If I have the mofo wired to 2 ohms, then my amp is only going to be feeding it about 800 watt rms, right?

 
My alternator, just doing a quick search OEM is 100 Amp. And I am curious, I unhooked my remote wire so the amp wont turn on without having a sub connected to it, but if it does turn on without an amp hooked up to it, and I listen to my stereo like normal will it blow the amp if there's no sub?

 
My alternator, just doing a quick search OEM is 100 Amp. And I am curious, I unhooked my remote wire so the amp wont turn on without having a sub connected to it, but if it does turn on without an amp hooked up to it, and I listen to my stereo like normal will it blow the amp if there's no sub?
should be okay.

As long as all your wire is secure and no loose connections to cause a short, there's no harm.

 
My alternator, just doing a quick search OEM is 100 Amp. And I am curious, I unhooked my remote wire so the amp wont turn on without having a sub connected to it, but if it does turn on without an amp hooked up to it, and I listen to my stereo like normal will it blow the amp if there's no sub?
100amps X 14volts(prolly bit lower)= 1400 watts you an pull. Now your motor needs like 3-10 amps I believe(dont quote me), if you run an a/c thats like 25 amps, various things like wipers and lights take a few more, and of course your head unit :p. So realistically if you cool yourself with the age old 4x60, then you can expect like a 30 or so amp draw from the car itself. So you really got like 70 x 14 = 980 watts for your amp. So if your not going to upgrade the alt, then you will need a deep cycle battery and give it time to recharge from time to time.

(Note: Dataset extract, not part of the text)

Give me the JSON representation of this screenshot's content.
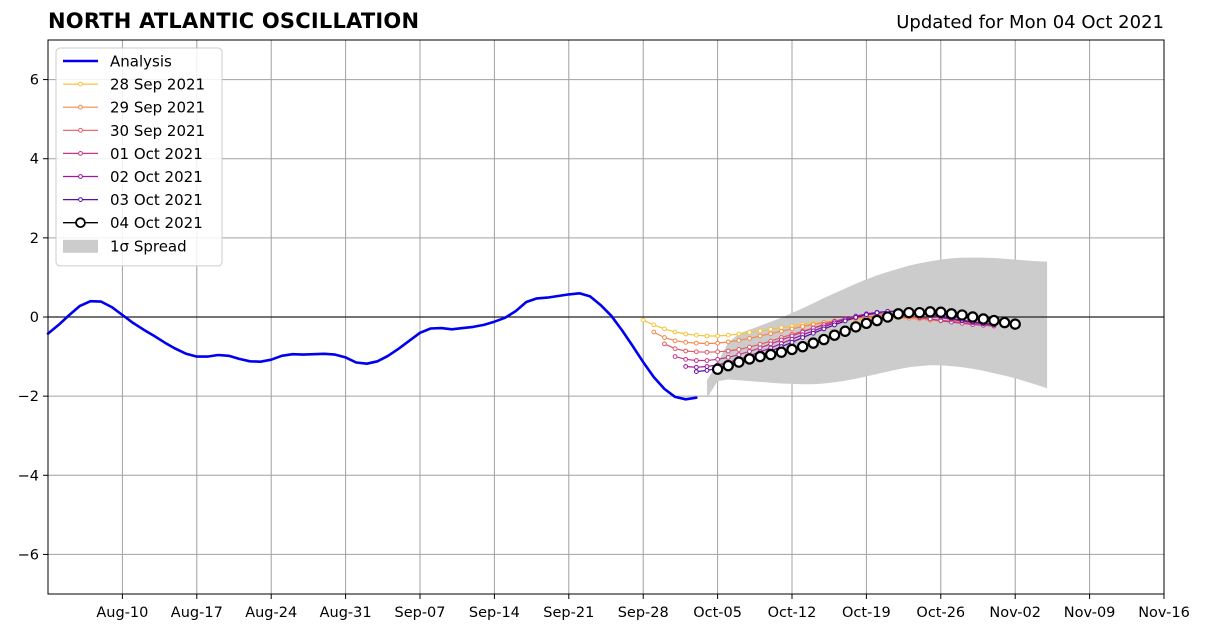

No there's no reason your amp would turn on, if it did without a sub, its not completing a circuit, so its not even really drawing any power. Like jeff said, put some tape on the end of the remote so you don't start a fire :p.

 
Alright guys, I know I get the "dunce" hat for ordering the MOFO. But, I couldn't just cancel it because it was already on its way. SO I got it in today, went and bought 14 gauge wire, because the speaker wires I got from the guy I bought the amp and the kicker that I blew from only had 16GA. I was looking for 12 but couldn't find any at Walmart. I know, I know....but I live in a small town and Best Buy was already closed in the town I work in when I got off of work. Anyway, I read somewhere to turn up the volume on the car speakers until I hear it distort with the bass and treble both at 0. My factory deck goes -5 to 5 on both bass and treble. I turned it up all the way to the max, and unless my ears are just shot to hell, I didn't hear a single bit of distortion. I did cut it back though, the volume goes all the way to 62, and I think I turned it back to like 52. Then I went back to the amp and kept turning the gain little by little and never did hear my sub distort, I may have had it half way up on the gain. Anyway I turned it back down, because I wasn't too sure I knew what I was doing, which let's face it....I don't know what I am doing. I play guitar, electric so I imagine hearing distortion to me (I use a crap ton of it with my guitar) I may not even really notice, or think anything of it. My question is, if I would only be drawing about 800RMS on the amp with the MOFO wired to a 2 ohm load, does that mean it would be safe if the amp was all the way up, barring any power issues from the electrical you've mentioned? Even where I had it at, I did adjust the bass from 0 to 5 once, just to see what it sounded like, and it wasn't even hitting as hard as the kicker was, like I could have went way more on the gain. BUT, it did dim my headlights a little. I have the sub wired, positive to positive, negative to negative on the coils, then positive to amp on one coil and negative to amp on the other coil. I honestly am not even sure I did it correctly, I just did what I saw on the crutchfield wiring diagram I was looking at. I know the shop I am going to tomorrow, or later this morning now, will set it up just wondering if it would hurt the amp if I did crank it up all the way, if its' only going to be 800 watts I am drawing anyway to the sub.